National Australia Bank's agribusiness customer executive, Neil Findlay, also supported the government's "positive steps towards a more proactive response to natural disaster relief".
Boyce's Mr Christian, whose client base spans a wide area of western NSW, said there was a clear recognition of the seasonal hardship faced by farmers and rural communities.
He hoped the extent of this hardship and need for assistance continued to get the government attention it required.
Mr Christian noted in most cases, apart from the reductions to personal tax rates and an instant asset write off increases for business, the budget's promised simplified tax rate structure and superannuation changes would not kick in for at least two years - and would have to survive at least two federal elections between now and 2025.
Budget lite
"If we knew there was going to be continuity in government between now and then the budget would be a lot more convincing, but in reality it feels a bit light to me," he said.

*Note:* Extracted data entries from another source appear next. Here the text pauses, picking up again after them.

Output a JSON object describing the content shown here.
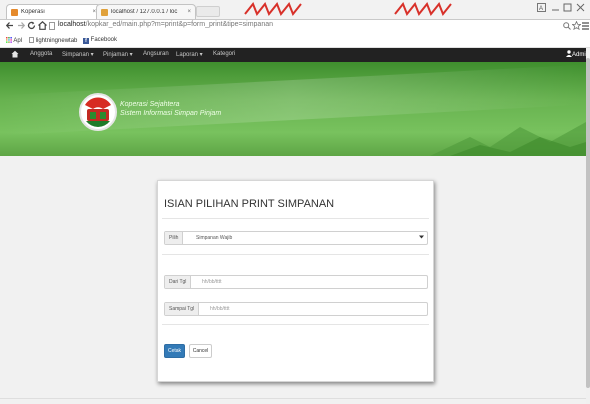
{
  "browser": {
    "tabs": [
      {
        "title": "Koperasi",
        "close": "×"
      },
      {
        "title": "localhost / 127.0.0.1 / loc",
        "close": "×"
      }
    ],
    "url_host": "localhost",
    "url_path": "/kopkar_ed/main.php?m=print&p=form_print&tipe=simpanan",
    "bookmarks": [
      {
        "label": "Apl"
      },
      {
        "label": "lightningnewtab"
      },
      {
        "label": "Facebook"
      }
    ]
  },
  "navbar": {
    "items": [
      {
        "label": "Anggota"
      },
      {
        "label": "Simpanan ▾"
      },
      {
        "label": "Pinjaman ▾"
      },
      {
        "label": "Angsuran"
      },
      {
        "label": "Laporan ▾"
      },
      {
        "label": "Kategori"
      }
    ],
    "user_label": "Admin"
  },
  "banner": {
    "title": "Koperasi Sejahtera",
    "subtitle": "Sistem Informasi Simpan Pinjam"
  },
  "form": {
    "title": "ISIAN PILIHAN PRINT SIMPANAN",
    "pilih_label": "Pilih",
    "pilih_value": "Simpanan Wajib",
    "dari_label": "Dari Tgl",
    "dari_placeholder": "hh/bb/tttt",
    "sampai_label": "Sampai Tgl",
    "sampai_placeholder": "hh/bb/tttt",
    "cetak_label": "Cetak",
    "cancel_label": "Cancel"
  },
  "colors": {
    "navbar": "#222222",
    "banner": "#67b24f",
    "primary_button": "#337ab7"
  }
}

"There is, however, a marked increase in infrastructure spending in regional areas which is certainly welcome - particularly if you are in Queensland and Victoria."
Despite the long wait until 2024-25, RSM's Mr O'Brien welcomed the promise of a flatter tax rate structure which would remove the 37pc tax rate threshold and see taxpayers earning between $45,000 and $200,000 a year all paying 30pc of their income in tax.
The two other tax categories will be 19pc for low income earners and 45pc once personal income exceeds $200,000 a year.
"That is a major structural reform which most people will really support."